By the time the IPCC published its 5th Assessment Report in 2013 the evidence for a warming world was unequivocal. The IPCC further stated that it is “Extremely likely that most of observed increase in global surface temperature since 1951 is caused by human influence.” That statement was based on the use of climate models to investigate what the world’s climate would have been like without human emissions of greenhouse gases and land use change. Without the development of sophisticated climate models in the last 50 years the attribution of global warming to human factors could not have been made.
Attribution of climate change now goes beyond just considering the global mean surface temperature to address other components, more regional aspects of the climate system and even extreme events such as flooding, drought and heatwaves. Year after year the evidence grows that human-induced climate change has made a contribution to the severity of these sorts of events.
Despite all the debates about uncertainties in climate models and in the projections of climate change, arguably one of the most important outcomes from the IPCC 5th Assessment Report was the very simple and fundamental fact that if we continue to accumulate carbon in the atmosphere then the planet will continue to warm, just as Arrhenius hypothesized in 1896. Without doubt, climate change has become a defining problem for the 21st century.
Helping us plan for a safe and sustainable future
In 1990, at the time of the publication of the first IPCC Report, Prime Minister Margaret Thatcher established the Hadley Centre for Climate Prediction and Research in the Met Office. Her words are as relevant today as they were 25 years ago:
We can now say that we have the Surveyor's Report and it shows that there are faults and that the repair work needs to start without delay. …… We would be taking a great risk with future generations if, having received this early warning, we did nothing about it or just took the attitude: "Well! It will see me out! ...The problems do not lie in the future – they are here and now – and it is our children and grandchildren, who are already growing up, who will be affected.
The evolution of climate science means that today it is ready to play a central role in helping us plan for a safe and sustainable future. The predictive power of climate models enables us “to see into the future,” so that we can be better prepared to deal with the risks we face from human interference with the climate system.

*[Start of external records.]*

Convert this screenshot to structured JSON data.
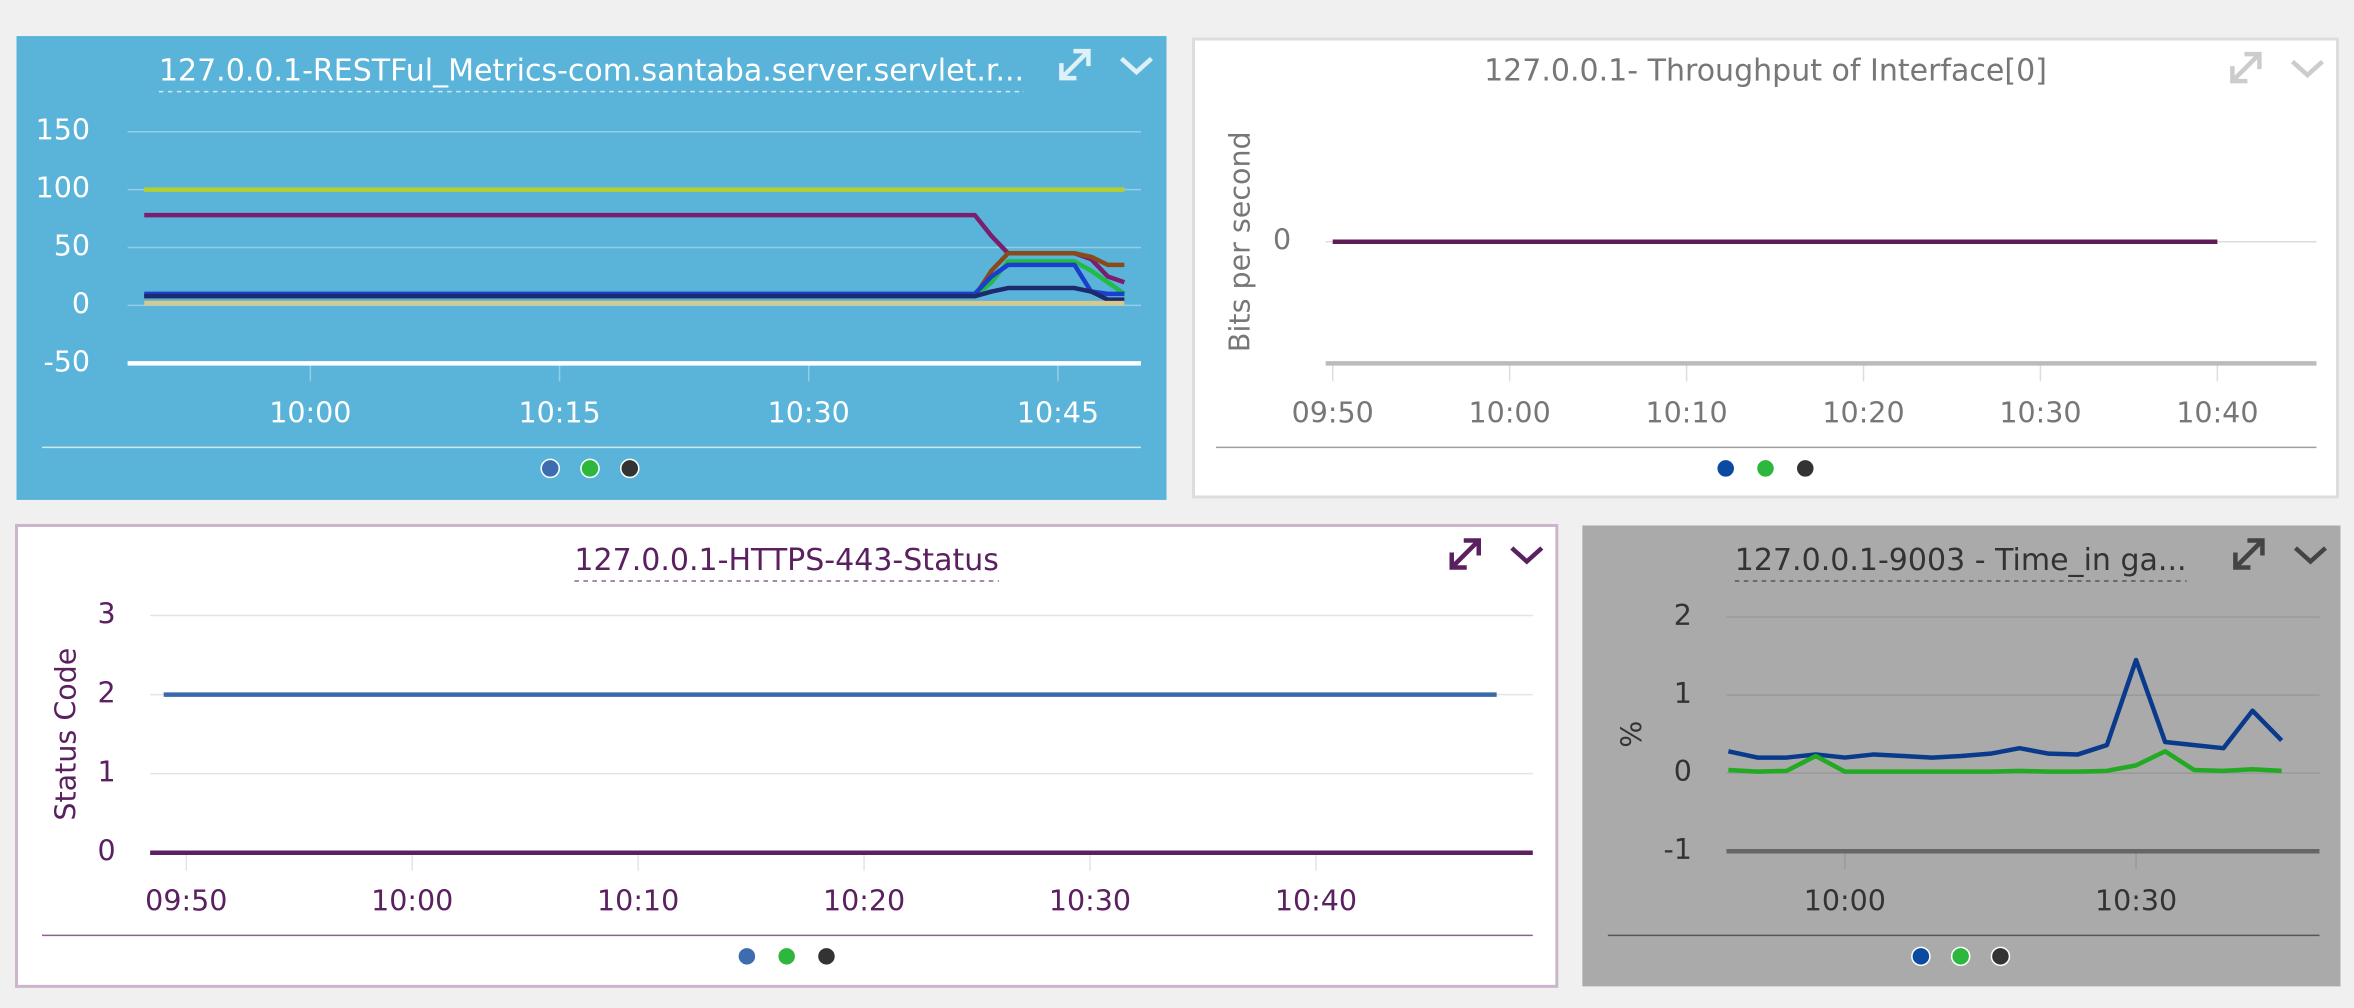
{
  "chart_data": [
    {
      "type": "line",
      "title": "127.0.0.1-RESTFul_Metrics-com.santaba.server.servlet.r...",
      "x": [
        590,
        638,
        640,
        641,
        642,
        646,
        647,
        648,
        649
      ],
      "xlim": [
        589,
        650
      ],
      "xticks": [
        {
          "value": 600,
          "label": "10:00"
        },
        {
          "value": 615,
          "label": "10:15"
        },
        {
          "value": 630,
          "label": "10:30"
        },
        {
          "value": 645,
          "label": "10:45"
        }
      ],
      "ylim": [
        -50,
        160
      ],
      "yticks": [
        150,
        100,
        50,
        0,
        -50
      ],
      "grid": true,
      "series": [
        {
          "color": "#b5cf2e",
          "values": [
            100,
            100,
            100,
            100,
            100,
            100,
            100,
            100,
            100
          ]
        },
        {
          "color": "#7b1e6e",
          "values": [
            78,
            78,
            78,
            60,
            45,
            45,
            40,
            25,
            20
          ]
        },
        {
          "color": "#8a4a1a",
          "values": [
            8,
            8,
            8,
            30,
            45,
            45,
            42,
            35,
            35
          ]
        },
        {
          "color": "#22bb44",
          "values": [
            8,
            8,
            8,
            20,
            38,
            38,
            30,
            20,
            10
          ]
        },
        {
          "color": "#1a3fcc",
          "values": [
            10,
            10,
            10,
            25,
            35,
            35,
            12,
            10,
            10
          ]
        },
        {
          "color": "#1d2a6b",
          "values": [
            8,
            8,
            8,
            12,
            15,
            15,
            12,
            5,
            5
          ]
        },
        {
          "color": "#d8c98a",
          "values": [
            2,
            2,
            2,
            2,
            2,
            2,
            2,
            2,
            2
          ]
        }
      ],
      "legend_colors": [
        "#3d6db0",
        "#2db83d",
        "#333333"
      ]
    },
    {
      "type": "line",
      "title": "127.0.0.1- Throughput of Interface[0]",
      "ylabel": "Bits per second",
      "x": [
        590,
        640
      ],
      "xlim": [
        589.6,
        645.6
      ],
      "xticks": [
        {
          "value": 590,
          "label": "09:50"
        },
        {
          "value": 600,
          "label": "10:00"
        },
        {
          "value": 610,
          "label": "10:10"
        },
        {
          "value": 620,
          "label": "10:20"
        },
        {
          "value": 630,
          "label": "10:30"
        },
        {
          "value": 640,
          "label": "10:40"
        }
      ],
      "ylim": [
        -1,
        1
      ],
      "yticks": [
        0
      ],
      "grid": true,
      "series": [
        {
          "color": "#5e1e55",
          "values": [
            0,
            0
          ]
        }
      ],
      "legend_colors": [
        "#0a4aa0",
        "#2db83d",
        "#333333"
      ]
    },
    {
      "type": "line",
      "title": "127.0.0.1-HTTPS-443-Status",
      "ylabel": "Status Code",
      "x": [
        589,
        648
      ],
      "xlim": [
        588.4,
        649.6
      ],
      "xticks": [
        {
          "value": 590,
          "label": "09:50"
        },
        {
          "value": 600,
          "label": "10:00"
        },
        {
          "value": 610,
          "label": "10:10"
        },
        {
          "value": 620,
          "label": "10:20"
        },
        {
          "value": 630,
          "label": "10:30"
        },
        {
          "value": 640,
          "label": "10:40"
        }
      ],
      "ylim": [
        0,
        3
      ],
      "yticks": [
        3,
        2,
        1,
        0
      ],
      "grid": true,
      "series": [
        {
          "color": "#3a6aa8",
          "values": [
            2,
            2
          ]
        }
      ],
      "legend_colors": [
        "#3d6db0",
        "#2db83d",
        "#333333"
      ]
    },
    {
      "type": "line",
      "title": "127.0.0.1-9003 - Time_in ga...",
      "ylabel": "%",
      "x": [
        588,
        591,
        594,
        597,
        600,
        603,
        606,
        609,
        612,
        615,
        618,
        621,
        624,
        627,
        630,
        633,
        636,
        639,
        642,
        645
      ],
      "xlim": [
        587.8,
        648.9
      ],
      "xticks": [
        {
          "value": 600,
          "label": "10:00"
        },
        {
          "value": 630,
          "label": "10:30"
        }
      ],
      "ylim": [
        -1,
        2
      ],
      "yticks": [
        2,
        1,
        0,
        -1
      ],
      "grid": true,
      "series": [
        {
          "color": "#0a3a8c",
          "values": [
            0.28,
            0.2,
            0.2,
            0.24,
            0.2,
            0.24,
            0.22,
            0.2,
            0.22,
            0.25,
            0.32,
            0.25,
            0.24,
            0.36,
            1.45,
            0.4,
            0.36,
            0.32,
            0.8,
            0.42
          ]
        },
        {
          "color": "#22aa22",
          "values": [
            0.04,
            0.02,
            0.03,
            0.22,
            0.02,
            0.02,
            0.02,
            0.02,
            0.02,
            0.02,
            0.03,
            0.02,
            0.02,
            0.03,
            0.1,
            0.28,
            0.04,
            0.03,
            0.05,
            0.03
          ]
        }
      ],
      "legend_colors": [
        "#0a4aa0",
        "#2db83d",
        "#333333"
      ]
    }
  ]
}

It is worth returning to where this paper began – “Climate is what you expect, weather is what you get.” Through the evolution of climate science outlined here, we have begun to appreciate more and more that there is no distinction between the weather and the climate; the same science underpins them both. As we look to the future and a warming world, the greatest impacts of climate change on society will be felt through changes in the weather, especially hazardous weather such as floods, storms and heatwaves. The transformation of climate science to a science that is rooted in local weather is the next big step.